By Roger Harrabin
Environment analyst, BBC News
The UK is considered to be one of the most wind-rich nations in Europe
The UK government has moved to clear the path for a quarter of the nation's electricity to be powered by wind.
Ministers on Wednesday approved new wind power sites for the Crown Estate around the the UK's coastline.
They also began the tender process for a £15bn contract for the new cabling needed to bring the power onshore.
The government is relying heavily on the wind to meet its European commitments to provide 15% of all energy from renewables by 2020.
A major obstacle to wind was demolished when a study from National Grid last week concluded that the electricity distribution grid could cope with on-off wind energy without spending a lot on back-up fossil fuel power stations.
This conclusion countered a key argument used by opponents of wind power, who suggested that the UK would still need to build extra fossil fuel power stations in order to bridge the gap between demand and supply when the wind did not blow.
Now, another obstacle appears to have been removed.
An independent study had warned that it could be difficult to build wind farms within 12-and-a-half miles of the coastline.

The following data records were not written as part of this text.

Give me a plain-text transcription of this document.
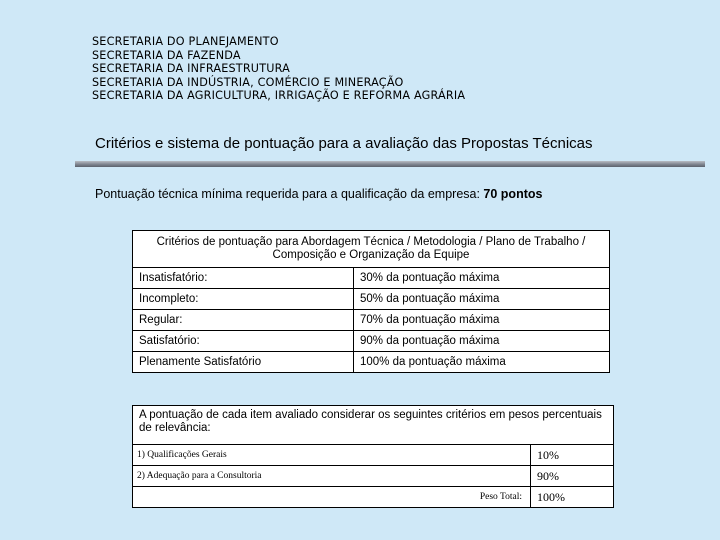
SECRETARIA DO PLANEJAMENTO
SECRETARIA DA FAZENDA
SECRETARIA DA INFRAESTRUTURA
SECRETARIA DA INDÚSTRIA, COMÉRCIO E MINERAÇÃO
SECRETARIA DA AGRICULTURA, IRRIGAÇÃO E REFORMA AGRÁRIA
Critérios e sistema de pontuação para a avaliação das Propostas Técnicas
Pontuação técnica mínima requerida para a qualificação da empresa: 70 pontos
Critérios de pontuação para Abordagem Técnica / Metodologia / Plano de Trabalho / Composição e Organização da Equipe	
Insatisfatório:	30% da pontuação máxima
Incompleto:	50% da pontuação máxima
Regular:	70% da pontuação máxima
Satisfatório:	90% da pontuação máxima
Plenamente Satisfatório	100% da pontuação máxima
A pontuação de cada item avaliado considerar os seguintes critérios em pesos percentuais de relevância:	
1) Qualificações Gerais	10%
2) Adequação para a Consultoria	90%
Peso Total:	100%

Putting them further away from the shore would keep them out of sight of potential objectors, but would cost more to build in deeper water.
Ministers now say they do not think that proximity to the shore is necessarily a big issue. If the new batch of wind farms get local planning permission they will be up and turning by 2016.
That would clear the way for a capacity of 33 gigawatts of wind power by 2020.
But obstacles still remain: demand for turbines outstrips supply so that has pushed up the price.
It is made worse by the value of the pound because turbines are priced in euros.
It is also still difficult to secure the necessary investment.
On top of all of this, power generators still want a strategic plan from the authorities for a full offshore grid, rather than the ad hoc connections preferred by Ofgem.
That said, it has been a good spell for the wind sector.